Anybody whose personal views deviate from the publicly declared views of the regime may end in this terrible place. Also by pure accident can you be taken to this prison where people are forced by torture to confess crimes they have never committed.

The torture you suffer there will give you pains for your whole life – in the form of anxiety, persecution mania, and other psychological and grave health problems. Later in 1988 many people were tortured and executed in this terrible prison.

But it was not only in the summer of 1988, but all the time, in every minute and hour that we were exposed to conditions unworthy for people. In order to describe this terrible crime, a thorough investigation is needed.

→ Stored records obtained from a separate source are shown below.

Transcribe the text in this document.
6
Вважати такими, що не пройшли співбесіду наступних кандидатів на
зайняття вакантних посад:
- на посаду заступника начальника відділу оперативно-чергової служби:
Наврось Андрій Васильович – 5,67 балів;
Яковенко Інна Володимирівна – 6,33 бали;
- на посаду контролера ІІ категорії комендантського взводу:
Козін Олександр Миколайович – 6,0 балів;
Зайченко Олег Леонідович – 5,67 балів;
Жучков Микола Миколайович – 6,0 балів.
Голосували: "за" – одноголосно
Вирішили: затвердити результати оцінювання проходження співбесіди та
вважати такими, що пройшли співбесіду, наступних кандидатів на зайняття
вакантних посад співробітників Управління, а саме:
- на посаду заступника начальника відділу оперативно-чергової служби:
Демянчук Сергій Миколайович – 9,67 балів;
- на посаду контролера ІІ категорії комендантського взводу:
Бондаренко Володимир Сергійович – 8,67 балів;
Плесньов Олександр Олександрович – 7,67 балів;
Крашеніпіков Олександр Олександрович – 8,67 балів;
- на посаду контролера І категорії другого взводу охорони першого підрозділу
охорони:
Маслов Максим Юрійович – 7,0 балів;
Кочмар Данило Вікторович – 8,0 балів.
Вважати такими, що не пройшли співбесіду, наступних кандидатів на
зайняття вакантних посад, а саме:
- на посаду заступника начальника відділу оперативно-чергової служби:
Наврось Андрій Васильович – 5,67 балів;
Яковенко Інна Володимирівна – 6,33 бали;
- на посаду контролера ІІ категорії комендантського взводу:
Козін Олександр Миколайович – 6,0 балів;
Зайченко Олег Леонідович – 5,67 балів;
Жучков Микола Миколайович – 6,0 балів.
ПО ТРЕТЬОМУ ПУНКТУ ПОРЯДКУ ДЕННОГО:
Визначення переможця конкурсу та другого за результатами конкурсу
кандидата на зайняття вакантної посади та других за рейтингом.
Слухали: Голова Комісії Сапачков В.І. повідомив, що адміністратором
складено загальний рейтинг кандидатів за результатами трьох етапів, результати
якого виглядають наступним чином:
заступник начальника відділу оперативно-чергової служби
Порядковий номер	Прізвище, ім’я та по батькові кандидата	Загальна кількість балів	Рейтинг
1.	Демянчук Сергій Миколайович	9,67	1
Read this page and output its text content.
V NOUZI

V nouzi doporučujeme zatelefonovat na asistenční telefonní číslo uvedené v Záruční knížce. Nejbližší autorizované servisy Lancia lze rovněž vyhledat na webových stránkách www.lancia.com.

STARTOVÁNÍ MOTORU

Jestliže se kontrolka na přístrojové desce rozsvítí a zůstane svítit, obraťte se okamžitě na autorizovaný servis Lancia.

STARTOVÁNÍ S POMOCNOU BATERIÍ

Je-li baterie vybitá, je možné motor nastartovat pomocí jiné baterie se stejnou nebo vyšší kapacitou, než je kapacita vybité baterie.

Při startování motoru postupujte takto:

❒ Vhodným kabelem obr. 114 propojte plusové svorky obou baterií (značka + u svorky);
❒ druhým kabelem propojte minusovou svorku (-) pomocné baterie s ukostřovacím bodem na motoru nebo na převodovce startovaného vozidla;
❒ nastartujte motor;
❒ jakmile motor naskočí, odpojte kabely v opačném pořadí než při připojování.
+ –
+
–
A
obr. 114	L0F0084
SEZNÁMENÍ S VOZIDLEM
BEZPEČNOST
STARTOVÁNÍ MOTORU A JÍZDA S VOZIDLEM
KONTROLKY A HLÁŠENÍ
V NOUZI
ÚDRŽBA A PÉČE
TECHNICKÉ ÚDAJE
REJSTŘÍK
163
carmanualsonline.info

It was made clear to us that they would not let us get out in good health. The regime knew very well that after the Iran-Iraq war, there would be a national and international pressure for the release of the political prisoners.

In the massacres of 1988 about 5.000 political prisoners were executed.

In July 1988 all visits were forbidden and all televisions were removed from the prison sections. We did not get any newspapers and the daily transmissions of the national radio per loudspeaker were stopped. Then they came into the hall and asked us our names, why we had been arrested and our religion. Furthermore, they wanted to know if we recognised the Islamic republic of Iran, and if we were ready to participate in a public interview.

After one month we learned that for that reason the prisoners of the Evin prison had to be hanged. Every day, there were prisoners who were hanged by armed groups of the regime, others were lashed five times a day and others were threatened to death.

The new method of murder in the summer of 1988 was death by cord (rope).. In the hall of the Gohardasht-prison the cords hang in twelve rows. After the hanging of one group, the bodies were immediately taken through the back door to the yard and thrown into a container. When the container was full, the bodies were transported to Khwaran to be buried in mass graves. These mass graves are still to-day a meeting point for the relatives of the executed prisoners; supposedly, more than one third of all the prisoners were executed.

One who survived the Gohardasht-prison reported about the transport of the dead bodies and the mountain of shoes of the executed prisoners.

It is an absolute mass murder by the Islamic regime of Iran in the summer of 1988 where about 5.000 political prisoners were murdered.

But our common hope is the non oblivion of the experiences and efforts we made in our struggle for years and to-day’s struggle for freedom and equality in Iran.

We fight for the total abolition of the oppression and murders of people.